9. He was very humble and modest, and hated any thing more than necessaries, either in clothes or diet.
10. When he perceived either his brother or sister pleased with their new clothes, he would reprove their folly; and when his reproof signified little, he would bewail their vanity.
11. Once he had a new suit brought from the tailor's, which, when he looked on, he found some ribands on the knees, at which he was grieved: asking his mother "whether these things would keep him warm?" "No, child," said his mother. "Why then," said he, "do you suffer them to be put there? You are mistaken if you think such things please me: and, I doubt some that are better than us may want the money that this cost you, to buy them bread."
12. At leisure times he was talking to his school fellows about the things of God, and the necessity of a holy life. That text he much spoke on to them, "The axe is laid to the root of the tree, and every tree that bringeth not forth good fruit is hewn down and cast into the fire."
13. After this his parents removed not far from London, where he continued till the year 1665. He was then sent to the Latin school, where he soon made a very considerable progress, and was greatly beloved of his master. The school was his beloved place, and learning his recreation.
14. He had a word to say to every one that he conversed with, to put them in mind of the worth of Christ and their souls; and their nearness to eternity: insomuch that good people took no small pleasure in his company.

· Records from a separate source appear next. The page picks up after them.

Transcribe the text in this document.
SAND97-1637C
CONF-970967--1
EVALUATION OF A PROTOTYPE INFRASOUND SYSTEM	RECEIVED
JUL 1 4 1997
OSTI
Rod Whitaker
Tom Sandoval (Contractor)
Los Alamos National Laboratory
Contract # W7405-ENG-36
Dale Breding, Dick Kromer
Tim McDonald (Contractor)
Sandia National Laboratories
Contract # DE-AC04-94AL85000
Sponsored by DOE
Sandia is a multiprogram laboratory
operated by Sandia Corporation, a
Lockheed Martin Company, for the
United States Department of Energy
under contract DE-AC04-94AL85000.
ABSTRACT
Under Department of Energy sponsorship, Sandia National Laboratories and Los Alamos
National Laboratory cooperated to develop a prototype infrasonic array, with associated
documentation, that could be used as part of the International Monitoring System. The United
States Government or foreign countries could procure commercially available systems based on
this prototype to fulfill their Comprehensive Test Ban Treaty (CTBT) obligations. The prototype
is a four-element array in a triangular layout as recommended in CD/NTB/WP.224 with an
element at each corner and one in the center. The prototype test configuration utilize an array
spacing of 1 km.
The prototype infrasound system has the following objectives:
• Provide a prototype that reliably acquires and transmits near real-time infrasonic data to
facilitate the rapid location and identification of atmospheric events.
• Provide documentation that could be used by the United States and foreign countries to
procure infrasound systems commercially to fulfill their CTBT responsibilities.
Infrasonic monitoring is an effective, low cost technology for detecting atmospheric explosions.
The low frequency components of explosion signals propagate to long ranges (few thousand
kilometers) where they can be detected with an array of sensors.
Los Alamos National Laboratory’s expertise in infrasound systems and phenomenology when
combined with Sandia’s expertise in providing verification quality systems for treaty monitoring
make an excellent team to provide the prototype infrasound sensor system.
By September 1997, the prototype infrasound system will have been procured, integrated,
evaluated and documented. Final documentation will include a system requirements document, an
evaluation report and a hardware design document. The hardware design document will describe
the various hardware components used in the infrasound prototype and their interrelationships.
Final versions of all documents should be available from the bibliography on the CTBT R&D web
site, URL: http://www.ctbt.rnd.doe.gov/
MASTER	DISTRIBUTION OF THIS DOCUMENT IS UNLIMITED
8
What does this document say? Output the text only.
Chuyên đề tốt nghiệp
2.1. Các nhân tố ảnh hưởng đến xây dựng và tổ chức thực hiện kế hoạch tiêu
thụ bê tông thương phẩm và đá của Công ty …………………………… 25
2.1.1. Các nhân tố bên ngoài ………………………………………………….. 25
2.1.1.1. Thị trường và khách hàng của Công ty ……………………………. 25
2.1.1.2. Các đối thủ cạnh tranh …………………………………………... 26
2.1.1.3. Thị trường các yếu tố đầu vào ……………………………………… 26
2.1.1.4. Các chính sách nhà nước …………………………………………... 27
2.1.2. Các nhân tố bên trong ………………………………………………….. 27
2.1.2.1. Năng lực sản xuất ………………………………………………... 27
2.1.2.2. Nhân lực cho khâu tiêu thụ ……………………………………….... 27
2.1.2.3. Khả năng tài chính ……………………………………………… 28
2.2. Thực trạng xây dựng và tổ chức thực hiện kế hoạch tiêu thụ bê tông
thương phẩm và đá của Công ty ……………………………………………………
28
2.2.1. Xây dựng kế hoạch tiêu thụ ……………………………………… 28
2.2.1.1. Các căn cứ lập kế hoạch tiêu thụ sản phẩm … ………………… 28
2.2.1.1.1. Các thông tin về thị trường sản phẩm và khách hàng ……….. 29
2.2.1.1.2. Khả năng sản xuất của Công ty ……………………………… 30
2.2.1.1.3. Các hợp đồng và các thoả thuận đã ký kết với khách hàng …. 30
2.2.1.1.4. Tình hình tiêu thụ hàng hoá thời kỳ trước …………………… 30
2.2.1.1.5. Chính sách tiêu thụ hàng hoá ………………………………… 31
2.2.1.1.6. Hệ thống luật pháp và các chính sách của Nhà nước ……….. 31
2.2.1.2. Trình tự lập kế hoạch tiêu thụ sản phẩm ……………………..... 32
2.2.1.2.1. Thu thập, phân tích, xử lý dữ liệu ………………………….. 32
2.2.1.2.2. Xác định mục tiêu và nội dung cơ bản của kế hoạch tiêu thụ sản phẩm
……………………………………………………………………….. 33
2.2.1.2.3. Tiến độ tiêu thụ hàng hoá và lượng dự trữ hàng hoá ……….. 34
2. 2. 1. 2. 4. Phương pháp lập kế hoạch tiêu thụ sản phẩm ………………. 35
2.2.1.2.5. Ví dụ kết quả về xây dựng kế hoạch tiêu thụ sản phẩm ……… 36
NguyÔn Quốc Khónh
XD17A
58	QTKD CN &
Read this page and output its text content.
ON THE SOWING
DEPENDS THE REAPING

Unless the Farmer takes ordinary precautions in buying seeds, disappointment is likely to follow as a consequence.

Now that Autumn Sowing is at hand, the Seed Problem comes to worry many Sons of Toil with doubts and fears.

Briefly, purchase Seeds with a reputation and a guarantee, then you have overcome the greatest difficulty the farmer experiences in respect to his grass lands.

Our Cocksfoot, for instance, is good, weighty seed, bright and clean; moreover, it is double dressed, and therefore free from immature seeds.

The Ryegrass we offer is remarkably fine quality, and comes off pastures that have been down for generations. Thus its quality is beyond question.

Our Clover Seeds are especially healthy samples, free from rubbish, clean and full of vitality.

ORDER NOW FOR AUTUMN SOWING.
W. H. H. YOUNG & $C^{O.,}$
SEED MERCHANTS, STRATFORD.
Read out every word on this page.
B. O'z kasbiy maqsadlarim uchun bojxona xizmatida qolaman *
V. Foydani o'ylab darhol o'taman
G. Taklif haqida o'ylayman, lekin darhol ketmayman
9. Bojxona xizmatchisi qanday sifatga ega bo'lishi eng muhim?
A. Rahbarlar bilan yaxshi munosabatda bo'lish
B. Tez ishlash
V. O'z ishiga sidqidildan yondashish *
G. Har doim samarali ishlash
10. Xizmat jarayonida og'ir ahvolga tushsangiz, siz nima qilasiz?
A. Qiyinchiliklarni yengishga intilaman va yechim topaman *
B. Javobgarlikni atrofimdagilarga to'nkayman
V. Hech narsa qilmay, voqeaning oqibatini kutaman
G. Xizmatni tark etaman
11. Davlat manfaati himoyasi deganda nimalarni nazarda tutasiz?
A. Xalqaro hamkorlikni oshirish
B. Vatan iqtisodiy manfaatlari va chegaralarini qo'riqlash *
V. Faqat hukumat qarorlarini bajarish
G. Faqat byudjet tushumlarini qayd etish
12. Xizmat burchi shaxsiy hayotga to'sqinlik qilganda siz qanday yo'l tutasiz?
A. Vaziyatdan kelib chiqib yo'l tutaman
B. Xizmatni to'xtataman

15. He bewailed the miserable condition of the generality of mankind, (when he was about ten years old,) that they were utterly estranged from God. "Though they called him Father, he said, yet they were his children by creation, and not by any likeness they had to God, or any interest in him."
16. Thus he continued walking in the ways of God: in reading, praying, hearing the word of God, and spiritual intercourse; discovering thereby his serious thoughts of eternity, which seemed to swallow up all other thoughts; and he lived in a constant preparation for it, and looked more like one that was ripe for glory than an inhabitant of this lower world.
17. When he was about eleven years and nine months old his mother's house was visited with the plague; his eldest sister was the first that was visited with this distemper; and when they were praying for her, he would sob and weep bitterly.
18. As soon as he perceived his sister was dead, he said, "The will of the Lord be done2C blessed be the Lord! Dear mother, you must do as David did: after the child was dead he went and refreshed himself, and quietly submitted to the will of God."